Constraints on the gas content of the Fomalhaut debris belt. Can gas-dust interactions explain the belt's morphology?

TL;DR

This study constrains the gas content of the Fomalhaut debris belt using Herschel observations, concluding that gas-dust interactions are unlikely to explain its morphology, which is probably shaped by planets or stellar encounters.

Contribution

The paper provides upper limits on the gas mass in the Fomalhaut belt, ruling out gas-dust interactions as the primary shaping mechanism.

Findings

Gas mass is less than 1/3 of the dust mass for solar abundances.

Gas mass is less than 1/300 of the dust mass for β Pictoris-like abundances.

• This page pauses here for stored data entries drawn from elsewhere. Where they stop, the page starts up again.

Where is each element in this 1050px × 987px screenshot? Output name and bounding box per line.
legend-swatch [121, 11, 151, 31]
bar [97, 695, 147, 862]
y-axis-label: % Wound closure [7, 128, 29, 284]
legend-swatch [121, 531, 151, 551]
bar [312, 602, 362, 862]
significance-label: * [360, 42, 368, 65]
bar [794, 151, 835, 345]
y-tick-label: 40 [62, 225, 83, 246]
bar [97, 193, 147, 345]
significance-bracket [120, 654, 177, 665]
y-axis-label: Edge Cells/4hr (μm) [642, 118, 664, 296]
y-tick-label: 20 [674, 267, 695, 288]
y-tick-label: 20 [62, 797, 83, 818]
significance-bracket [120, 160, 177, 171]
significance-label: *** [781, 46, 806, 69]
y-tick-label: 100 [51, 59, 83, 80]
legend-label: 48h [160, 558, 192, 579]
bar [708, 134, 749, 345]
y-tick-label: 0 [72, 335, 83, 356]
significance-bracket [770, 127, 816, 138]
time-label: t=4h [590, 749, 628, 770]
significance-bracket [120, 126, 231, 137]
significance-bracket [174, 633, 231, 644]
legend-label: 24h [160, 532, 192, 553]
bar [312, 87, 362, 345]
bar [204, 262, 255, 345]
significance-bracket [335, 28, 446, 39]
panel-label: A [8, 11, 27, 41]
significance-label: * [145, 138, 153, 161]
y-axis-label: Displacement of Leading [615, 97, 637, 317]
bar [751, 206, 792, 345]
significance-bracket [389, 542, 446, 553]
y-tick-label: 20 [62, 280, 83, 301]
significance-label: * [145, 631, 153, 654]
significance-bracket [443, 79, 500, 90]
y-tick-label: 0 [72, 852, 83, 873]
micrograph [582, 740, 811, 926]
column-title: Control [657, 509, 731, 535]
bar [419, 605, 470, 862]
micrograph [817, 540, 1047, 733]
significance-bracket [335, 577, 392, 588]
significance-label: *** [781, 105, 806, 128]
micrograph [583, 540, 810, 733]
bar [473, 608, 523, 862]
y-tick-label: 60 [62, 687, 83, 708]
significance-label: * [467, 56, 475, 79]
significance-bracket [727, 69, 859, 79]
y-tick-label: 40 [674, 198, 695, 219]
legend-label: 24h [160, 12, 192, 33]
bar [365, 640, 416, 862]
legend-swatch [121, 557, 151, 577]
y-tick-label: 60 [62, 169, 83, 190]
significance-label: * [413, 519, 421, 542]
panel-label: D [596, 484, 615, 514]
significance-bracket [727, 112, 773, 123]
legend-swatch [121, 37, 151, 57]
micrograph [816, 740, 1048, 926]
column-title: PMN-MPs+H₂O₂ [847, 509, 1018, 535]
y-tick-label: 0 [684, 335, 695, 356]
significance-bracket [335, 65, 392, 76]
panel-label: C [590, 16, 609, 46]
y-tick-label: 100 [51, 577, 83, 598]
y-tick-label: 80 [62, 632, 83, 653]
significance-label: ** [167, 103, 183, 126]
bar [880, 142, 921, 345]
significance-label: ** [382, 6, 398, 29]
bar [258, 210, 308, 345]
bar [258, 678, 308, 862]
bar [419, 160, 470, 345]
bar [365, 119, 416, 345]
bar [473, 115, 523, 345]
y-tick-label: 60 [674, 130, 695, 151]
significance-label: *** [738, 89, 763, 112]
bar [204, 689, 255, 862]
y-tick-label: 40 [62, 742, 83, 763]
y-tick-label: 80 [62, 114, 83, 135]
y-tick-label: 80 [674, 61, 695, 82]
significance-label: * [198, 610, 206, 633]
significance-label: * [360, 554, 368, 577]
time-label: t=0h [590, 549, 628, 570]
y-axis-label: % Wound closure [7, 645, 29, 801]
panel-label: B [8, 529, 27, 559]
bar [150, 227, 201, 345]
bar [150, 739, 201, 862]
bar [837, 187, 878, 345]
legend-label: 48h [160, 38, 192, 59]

Gas-dust interactions are unlikely to explain the belt's morphology.

Abstract

Context: The 440 Myr old main-sequence A-star Fomalhaut is surrounded by an eccentric debris belt with sharp edges. This sort of a morphology is usually attributed to planetary perturbations, but the orbit of the only planetary candidate detected so far, Fomalhaut b, is too eccentric to efficiently shape the belt. Alternative models that could account for the morphology without invoking a planet are stellar encounters and gas-dust interactions. Aims: We aim to test the possibility of gas-dust interactions as the origin of the observed morphology by putting upper limits on the total gas content of the Fomalhaut belt. Methods: We derive upper limits on the CII 158 $\mu$m and OI 63 $\mu$m emission by using non-detections from the Photodetector Array Camera and Spectrometer (PACS) onboard the Herschel Space Observatory. Line fluxes are converted into total gas mass using the non-local thermodynamic equilibrium (non-LTE) code RADEX. We consider two different cases for the elemental abundances of the gas: solar abundances and abundances similar to those observed for the gas in the $\beta$ Pictoris debris disc. Results: The gas mass is shown to be below the millimetre dust mass by a factor of at least $\sim$3 (for solar abundances) respectively $\sim$300 (for $\beta$ Pic-like abundances). Conclusions: The lack of gas co-spatial with the dust implies that gas-dust interactions cannot efficiently shape the Fomalhaut debris belt. The morphology is therefore more likely due to a yet unseen planet (Fomalhaut c) or stellar encounters.